On April 30, a recall was announced for nearly 40 liquid children’s medications made by McNeil Consumer Healthcare, including infant Tylenol, Benadryl, and Motrin. The products were recalled due to particulate contamination and irregularities in potency. As a result of the problems, the FDA issued a warning letter about quality control issues at the Johnson & Johnson manufacturing plant in Ft. Washington, Pennsylvania.
The recall affected 136 million bottles of children’s medications, resulting in the shutdown of the plant and the suspension of production of all of McNeil’s children medications. Following that recall, the FDA has received nearly 800 complaints, including at least seven reports of deaths associated with the medication. However, the FDA says its investigations so far have not directly linked any of the recalled products to any of the deaths.

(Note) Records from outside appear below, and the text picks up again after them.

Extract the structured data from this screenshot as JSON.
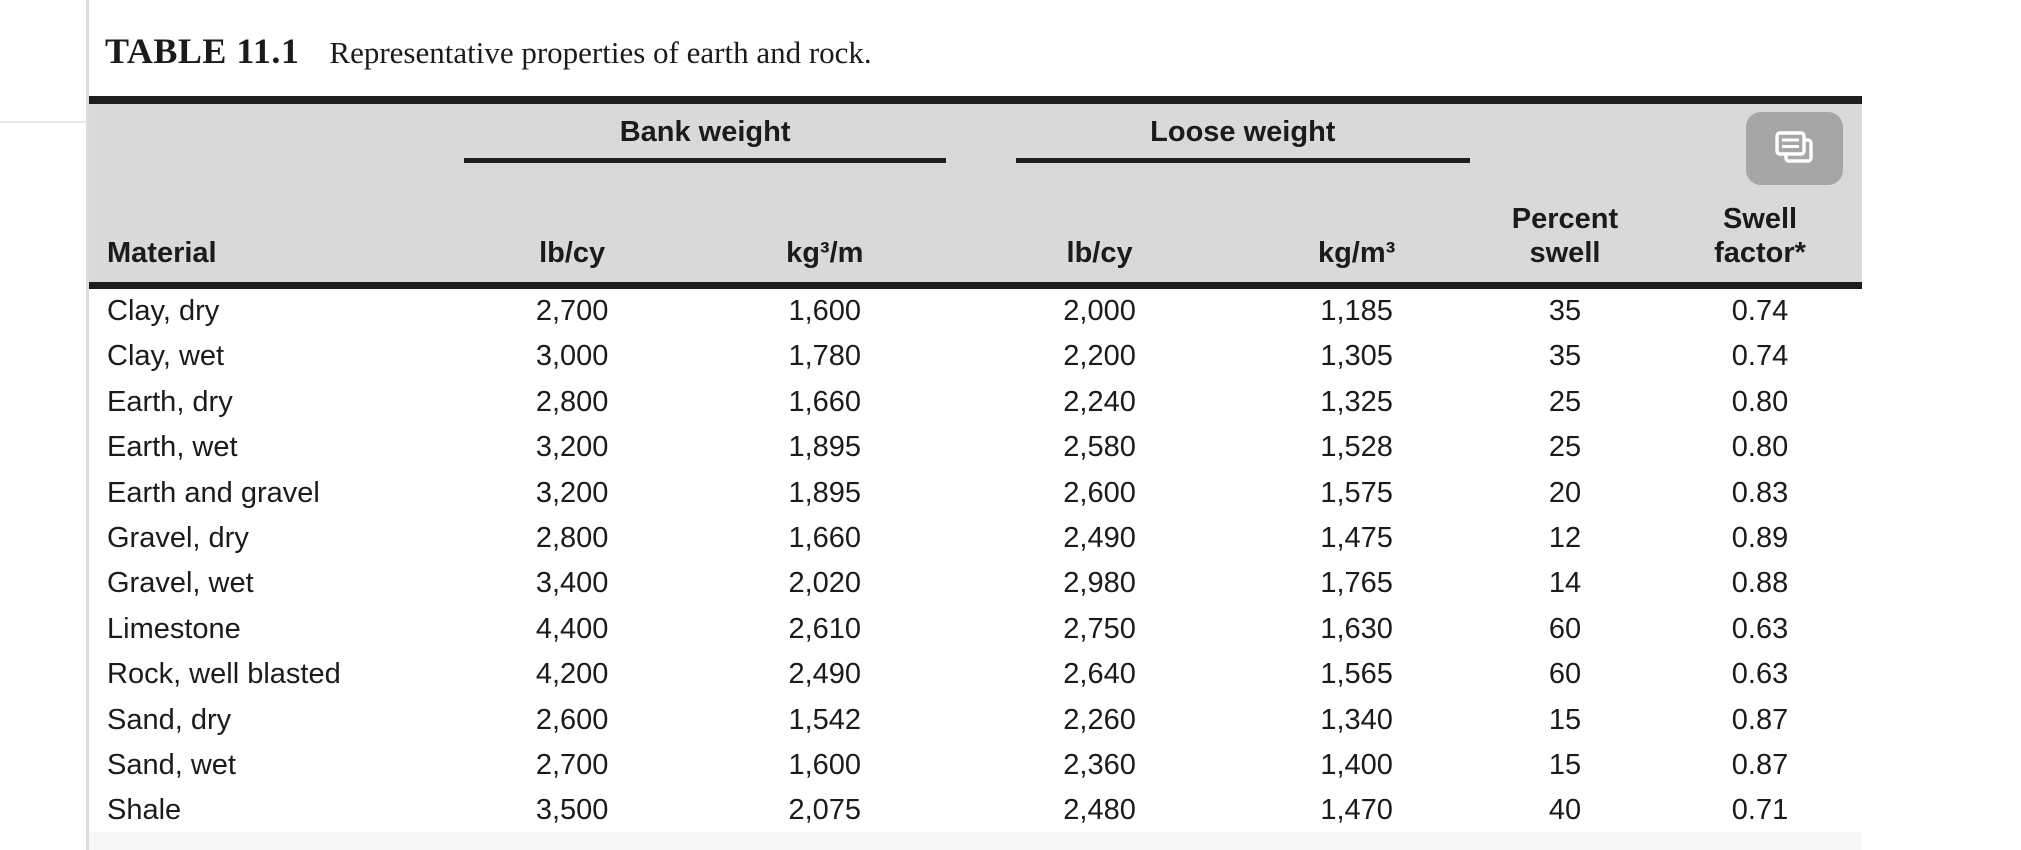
{
  "title": {
    "label": "TABLE 11.1",
    "caption": "Representative properties of earth and rock."
  },
  "table": {
    "group_headers": [
      {
        "label": "Bank weight"
      },
      {
        "label": "Loose weight"
      }
    ],
    "columns": [
      "Material",
      "lb/cy",
      "kg³/m",
      "lb/cy",
      "kg/m³",
      "Percent\nswell",
      "Swell\nfactor*"
    ],
    "rows": [
      [
        "Clay, dry",
        "2,700",
        "1,600",
        "2,000",
        "1,185",
        "35",
        "0.74"
      ],
      [
        "Clay, wet",
        "3,000",
        "1,780",
        "2,200",
        "1,305",
        "35",
        "0.74"
      ],
      [
        "Earth, dry",
        "2,800",
        "1,660",
        "2,240",
        "1,325",
        "25",
        "0.80"
      ],
      [
        "Earth, wet",
        "3,200",
        "1,895",
        "2,580",
        "1,528",
        "25",
        "0.80"
      ],
      [
        "Earth and gravel",
        "3,200",
        "1,895",
        "2,600",
        "1,575",
        "20",
        "0.83"
      ],
      [
        "Gravel, dry",
        "2,800",
        "1,660",
        "2,490",
        "1,475",
        "12",
        "0.89"
      ],
      [
        "Gravel, wet",
        "3,400",
        "2,020",
        "2,980",
        "1,765",
        "14",
        "0.88"
      ],
      [
        "Limestone",
        "4,400",
        "2,610",
        "2,750",
        "1,630",
        "60",
        "0.63"
      ],
      [
        "Rock, well blasted",
        "4,200",
        "2,490",
        "2,640",
        "1,565",
        "60",
        "0.63"
      ],
      [
        "Sand, dry",
        "2,600",
        "1,542",
        "2,260",
        "1,340",
        "15",
        "0.87"
      ],
      [
        "Sand, wet",
        "2,700",
        "1,600",
        "2,360",
        "1,400",
        "15",
        "0.87"
      ],
      [
        "Shale",
        "3,500",
        "2,075",
        "2,480",
        "1,470",
        "40",
        "0.71"
      ]
    ]
  },
  "overlay": {
    "copy_button_icon": "copy-pages-icon"
  },
  "colors": {
    "header_band": "#d9d9d9",
    "rule": "#1e1e1e",
    "overlay_button": "#a6a6a6",
    "page_edge_line": "#dcdcdc"
  }
}
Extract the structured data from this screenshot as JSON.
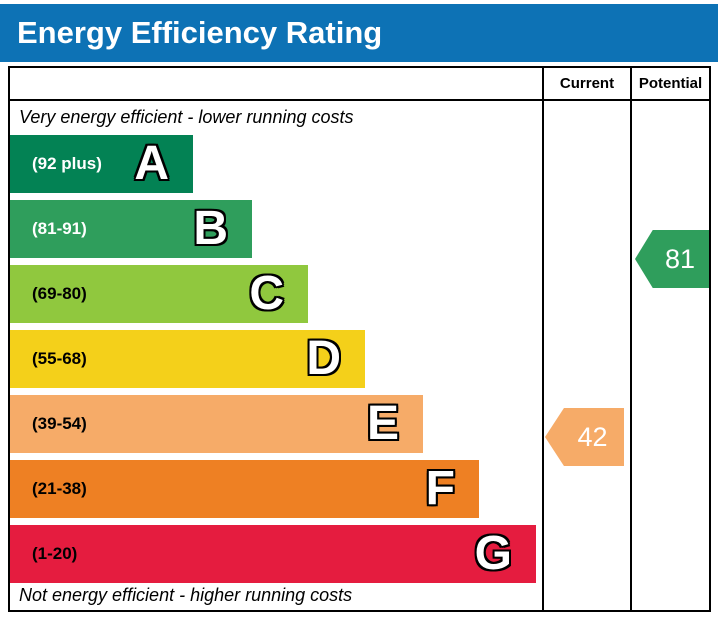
{
  "header": {
    "title": "Energy Efficiency Rating",
    "bg_color": "#0d72b5"
  },
  "table": {
    "columns": {
      "current": "Current",
      "potential": "Potential"
    },
    "top_note": "Very energy efficient - lower running costs",
    "bottom_note": "Not energy efficient - higher running costs"
  },
  "chart_data": {
    "type": "bar",
    "title": "Energy Efficiency Rating",
    "bands": [
      {
        "letter": "A",
        "range": "(92 plus)",
        "min": 92,
        "max": 100,
        "color": "#038254",
        "text_color": "#ffffff"
      },
      {
        "letter": "B",
        "range": "(81-91)",
        "min": 81,
        "max": 91,
        "color": "#2f9e5c",
        "text_color": "#ffffff"
      },
      {
        "letter": "C",
        "range": "(69-80)",
        "min": 69,
        "max": 80,
        "color": "#90c83e",
        "text_color": "#000000"
      },
      {
        "letter": "D",
        "range": "(55-68)",
        "min": 55,
        "max": 68,
        "color": "#f4d01a",
        "text_color": "#000000"
      },
      {
        "letter": "E",
        "range": "(39-54)",
        "min": 39,
        "max": 54,
        "color": "#f6ab68",
        "text_color": "#000000"
      },
      {
        "letter": "F",
        "range": "(21-38)",
        "min": 21,
        "max": 38,
        "color": "#ee8023",
        "text_color": "#000000"
      },
      {
        "letter": "G",
        "range": "(1-20)",
        "min": 1,
        "max": 20,
        "color": "#e51c3f",
        "text_color": "#000000"
      }
    ],
    "current": {
      "value": "42",
      "band": "E",
      "color": "#f6ab68"
    },
    "potential": {
      "value": "81",
      "band": "B",
      "color": "#2f9e5c"
    }
  }
}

In addition, the company has issued a series of Johnson and Johnson drug recalls for a variety of drugs due to chemical contamination from wood pallets that give the drug a musty smell and have caused a number of people to fall ill. The problem is due to contamination by trace amounts of a chemical called 2,4,6-tribromoanisole, or TBA, which seeped into bottles from wood pallets treated with pesticide. The contaminated drugs had a moldy smell and made some users sick.
Concerned ParentJuly 23, 2010 at 2:27 pm
There is no excuse for these types of issues, especially when it pertains to the health and safety of children. The Executive Management of these facilities should face criminal charges and be sent to jail.